The authors gave an example of a reliable file transfer protocol to support their argument. To ensure reliability,  one approach is to have proper redundancy, recovery and error correction techniques deployed at each level so that the probability of individual threats is reduced to a negligible value. Another approach would be to instead only have a check-sum comparison checks deployed at the "end-to-end" level and in case of failure, a complete retry is attempted. This technique would work well in case of a low failure rate as normal error free transfers would not have to bear the overhead of having redundancies and error checks at every level.  The argument made here is that one might reduce the threats at the lower level to a near negligible values, but still the application designer would have to provide a check at the application level. The "extra effort" in assuring reliability at lower levels may result in reducing frequency of retries but it has no effect on the ultimate correctness of the outcome. So, having extraordinary reliability at lower levels doesnt reduce the burden on the application layer to assure reliability.

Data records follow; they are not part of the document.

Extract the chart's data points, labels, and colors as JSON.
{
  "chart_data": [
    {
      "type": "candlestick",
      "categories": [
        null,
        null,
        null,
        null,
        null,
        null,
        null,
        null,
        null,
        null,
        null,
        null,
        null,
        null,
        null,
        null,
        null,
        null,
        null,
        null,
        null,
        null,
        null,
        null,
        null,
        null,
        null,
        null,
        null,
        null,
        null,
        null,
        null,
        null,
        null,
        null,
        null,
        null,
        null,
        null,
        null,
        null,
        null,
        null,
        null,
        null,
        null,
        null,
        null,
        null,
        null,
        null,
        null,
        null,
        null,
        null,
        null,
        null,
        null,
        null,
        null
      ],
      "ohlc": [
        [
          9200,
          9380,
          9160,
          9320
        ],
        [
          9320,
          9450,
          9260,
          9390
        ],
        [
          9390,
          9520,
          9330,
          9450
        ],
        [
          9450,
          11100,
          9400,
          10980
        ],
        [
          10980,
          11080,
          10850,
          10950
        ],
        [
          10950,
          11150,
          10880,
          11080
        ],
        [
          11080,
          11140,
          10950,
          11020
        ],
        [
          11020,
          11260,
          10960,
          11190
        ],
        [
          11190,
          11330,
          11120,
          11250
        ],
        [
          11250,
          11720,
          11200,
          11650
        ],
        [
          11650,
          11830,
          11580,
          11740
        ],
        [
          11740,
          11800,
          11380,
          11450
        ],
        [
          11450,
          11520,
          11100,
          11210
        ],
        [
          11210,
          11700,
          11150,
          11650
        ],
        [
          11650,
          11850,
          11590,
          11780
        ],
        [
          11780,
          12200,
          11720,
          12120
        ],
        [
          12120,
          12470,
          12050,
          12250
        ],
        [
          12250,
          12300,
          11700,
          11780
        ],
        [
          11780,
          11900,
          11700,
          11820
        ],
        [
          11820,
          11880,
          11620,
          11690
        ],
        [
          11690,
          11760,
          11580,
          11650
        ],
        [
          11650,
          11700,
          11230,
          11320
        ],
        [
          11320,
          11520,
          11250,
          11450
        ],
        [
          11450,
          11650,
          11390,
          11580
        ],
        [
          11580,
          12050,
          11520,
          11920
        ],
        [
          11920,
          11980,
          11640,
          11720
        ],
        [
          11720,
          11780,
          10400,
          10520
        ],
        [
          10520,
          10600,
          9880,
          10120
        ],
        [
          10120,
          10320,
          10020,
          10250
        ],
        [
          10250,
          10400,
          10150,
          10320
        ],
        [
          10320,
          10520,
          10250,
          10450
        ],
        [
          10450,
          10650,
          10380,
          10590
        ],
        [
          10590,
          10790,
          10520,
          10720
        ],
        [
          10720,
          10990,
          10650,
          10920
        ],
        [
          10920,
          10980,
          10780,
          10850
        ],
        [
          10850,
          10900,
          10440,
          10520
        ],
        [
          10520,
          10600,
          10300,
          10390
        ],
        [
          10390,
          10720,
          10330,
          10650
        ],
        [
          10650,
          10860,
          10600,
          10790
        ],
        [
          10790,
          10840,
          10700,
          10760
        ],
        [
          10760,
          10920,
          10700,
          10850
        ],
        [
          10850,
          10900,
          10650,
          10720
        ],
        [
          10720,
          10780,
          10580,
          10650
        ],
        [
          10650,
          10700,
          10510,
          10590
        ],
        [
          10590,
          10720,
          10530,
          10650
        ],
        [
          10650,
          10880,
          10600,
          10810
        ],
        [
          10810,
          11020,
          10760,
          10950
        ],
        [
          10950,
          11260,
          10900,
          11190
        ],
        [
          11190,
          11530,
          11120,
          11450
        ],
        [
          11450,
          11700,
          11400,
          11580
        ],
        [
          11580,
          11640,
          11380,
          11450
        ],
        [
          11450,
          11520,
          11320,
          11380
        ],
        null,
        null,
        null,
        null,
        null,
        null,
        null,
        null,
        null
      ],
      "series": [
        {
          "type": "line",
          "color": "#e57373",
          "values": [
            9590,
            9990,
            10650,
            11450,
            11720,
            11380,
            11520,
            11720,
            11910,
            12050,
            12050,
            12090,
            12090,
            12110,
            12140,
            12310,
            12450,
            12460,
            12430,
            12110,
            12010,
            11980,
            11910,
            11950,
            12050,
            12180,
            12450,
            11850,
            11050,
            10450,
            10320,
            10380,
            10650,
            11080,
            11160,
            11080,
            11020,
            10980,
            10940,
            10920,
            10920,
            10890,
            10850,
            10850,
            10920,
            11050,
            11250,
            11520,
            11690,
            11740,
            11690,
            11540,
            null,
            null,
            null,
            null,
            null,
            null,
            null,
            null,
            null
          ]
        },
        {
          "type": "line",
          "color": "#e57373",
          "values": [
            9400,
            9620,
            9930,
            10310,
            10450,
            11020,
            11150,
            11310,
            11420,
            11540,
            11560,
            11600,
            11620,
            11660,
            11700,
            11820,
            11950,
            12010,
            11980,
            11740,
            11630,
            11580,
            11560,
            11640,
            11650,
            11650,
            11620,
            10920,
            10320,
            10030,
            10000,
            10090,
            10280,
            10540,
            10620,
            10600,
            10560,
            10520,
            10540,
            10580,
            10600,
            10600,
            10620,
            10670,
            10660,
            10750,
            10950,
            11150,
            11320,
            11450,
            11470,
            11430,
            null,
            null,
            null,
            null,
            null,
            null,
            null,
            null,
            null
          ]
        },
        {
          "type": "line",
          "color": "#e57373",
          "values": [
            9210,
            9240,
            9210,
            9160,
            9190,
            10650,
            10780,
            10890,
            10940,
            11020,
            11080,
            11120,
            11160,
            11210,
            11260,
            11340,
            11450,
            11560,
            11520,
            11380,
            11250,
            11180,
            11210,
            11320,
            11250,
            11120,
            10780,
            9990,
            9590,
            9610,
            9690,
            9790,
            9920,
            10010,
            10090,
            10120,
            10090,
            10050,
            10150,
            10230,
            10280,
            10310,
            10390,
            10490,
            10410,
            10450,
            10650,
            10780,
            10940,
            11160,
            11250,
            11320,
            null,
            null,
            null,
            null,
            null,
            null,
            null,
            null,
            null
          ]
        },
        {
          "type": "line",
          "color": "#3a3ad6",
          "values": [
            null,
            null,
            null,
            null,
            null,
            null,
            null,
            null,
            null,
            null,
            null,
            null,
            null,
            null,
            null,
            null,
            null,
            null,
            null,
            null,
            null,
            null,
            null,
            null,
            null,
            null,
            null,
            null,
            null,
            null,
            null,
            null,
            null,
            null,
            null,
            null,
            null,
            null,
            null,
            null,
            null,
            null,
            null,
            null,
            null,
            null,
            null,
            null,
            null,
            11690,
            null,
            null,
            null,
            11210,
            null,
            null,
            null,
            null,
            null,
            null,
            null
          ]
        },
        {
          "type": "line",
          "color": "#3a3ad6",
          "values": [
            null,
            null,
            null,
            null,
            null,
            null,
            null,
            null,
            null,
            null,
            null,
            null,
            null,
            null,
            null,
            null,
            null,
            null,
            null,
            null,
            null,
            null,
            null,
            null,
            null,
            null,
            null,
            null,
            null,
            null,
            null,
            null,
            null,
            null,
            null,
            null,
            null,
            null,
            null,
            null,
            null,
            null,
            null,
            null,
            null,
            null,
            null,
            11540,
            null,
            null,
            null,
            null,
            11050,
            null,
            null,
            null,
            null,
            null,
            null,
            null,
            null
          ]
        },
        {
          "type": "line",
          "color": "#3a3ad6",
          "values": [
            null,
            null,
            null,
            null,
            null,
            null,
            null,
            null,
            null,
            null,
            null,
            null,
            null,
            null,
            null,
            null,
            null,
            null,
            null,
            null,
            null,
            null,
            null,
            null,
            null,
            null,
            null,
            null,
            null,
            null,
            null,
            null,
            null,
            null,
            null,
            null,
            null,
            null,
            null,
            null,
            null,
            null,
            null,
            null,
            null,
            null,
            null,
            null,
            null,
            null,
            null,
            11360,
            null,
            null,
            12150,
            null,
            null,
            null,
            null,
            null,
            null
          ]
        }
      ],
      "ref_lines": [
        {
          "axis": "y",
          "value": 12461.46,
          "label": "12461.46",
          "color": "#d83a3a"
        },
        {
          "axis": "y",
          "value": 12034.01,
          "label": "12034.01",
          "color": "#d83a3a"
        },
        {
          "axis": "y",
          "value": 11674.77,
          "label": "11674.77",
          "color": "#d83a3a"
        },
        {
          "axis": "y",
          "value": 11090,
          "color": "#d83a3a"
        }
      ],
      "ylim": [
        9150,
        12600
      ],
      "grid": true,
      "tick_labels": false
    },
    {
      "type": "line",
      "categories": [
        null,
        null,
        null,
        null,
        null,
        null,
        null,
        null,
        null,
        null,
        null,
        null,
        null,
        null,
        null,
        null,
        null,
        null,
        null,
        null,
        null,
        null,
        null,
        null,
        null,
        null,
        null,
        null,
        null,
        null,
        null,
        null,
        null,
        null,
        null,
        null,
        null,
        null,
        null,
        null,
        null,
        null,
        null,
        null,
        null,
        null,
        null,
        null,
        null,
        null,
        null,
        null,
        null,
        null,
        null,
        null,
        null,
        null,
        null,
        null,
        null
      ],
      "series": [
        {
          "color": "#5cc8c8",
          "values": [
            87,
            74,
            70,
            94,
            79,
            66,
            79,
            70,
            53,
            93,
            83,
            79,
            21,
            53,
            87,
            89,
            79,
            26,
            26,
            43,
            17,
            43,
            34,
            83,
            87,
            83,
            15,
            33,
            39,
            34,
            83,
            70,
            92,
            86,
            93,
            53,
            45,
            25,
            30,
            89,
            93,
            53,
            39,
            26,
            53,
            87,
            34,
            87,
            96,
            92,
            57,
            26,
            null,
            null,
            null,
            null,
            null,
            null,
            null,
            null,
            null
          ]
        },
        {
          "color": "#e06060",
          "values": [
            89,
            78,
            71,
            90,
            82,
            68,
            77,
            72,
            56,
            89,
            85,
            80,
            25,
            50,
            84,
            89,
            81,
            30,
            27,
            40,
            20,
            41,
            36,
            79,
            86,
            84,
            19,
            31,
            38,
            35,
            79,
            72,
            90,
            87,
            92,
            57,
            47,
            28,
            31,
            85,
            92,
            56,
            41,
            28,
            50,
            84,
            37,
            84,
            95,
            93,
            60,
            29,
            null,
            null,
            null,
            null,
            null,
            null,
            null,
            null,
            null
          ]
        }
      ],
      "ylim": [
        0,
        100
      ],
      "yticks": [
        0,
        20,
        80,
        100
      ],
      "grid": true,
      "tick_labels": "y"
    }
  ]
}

However, that said, unreliable lower levels are a problem too! In the above example, totally unreliable channels may result in an exponential increase in number of retries as length of the file increases. The key idea is that aiming for "perfect reliability" is not needed but some reliability assurance should be guaranteed. Further, the authors argued that performing a certain function may cost more at lower levels since the subsystem may be shared by many applications. It is pointless to have a slow but very reliable communication system if the applications that run on top of it may instead want to have a fast and not-so-reliable network (eg. digitized speech transfer). To further support their argument, the authors take examples of delivery acknowledgments, secure transmission of data, duplicate message suppression, guaranteeing FIFO message delivery and the SWALLOW distributed data storage systems wherein it is always beneficial to provide these functionality at the higher level.

Overall, I felt that the authors made convincing arguments and highlighted the fact that there should be a proper balance between the functionality implemented at various levels. End-to-End argument is not necessarily an absolute rule but is more of a property of specific applications or rather a guideline that helps in protocol and application design. Different design arguments hold in the case of transmitting voice in real time and in transmitting a recorded voice.  This balance is obtained by carefully looking at the application so as to minimize redundancies and improving performance. However, since the paper commented on the overall philosophy of system design, I would have liked if the paper had a more varied set of system design examples (like the RISC analogy) rather than focusing mainly on data communication systems. Moreover, I feel that the design decision is not a function of performance alone. Various considerations such as security, modularity and re-usability must be taken into account in making a choice of placing functionality.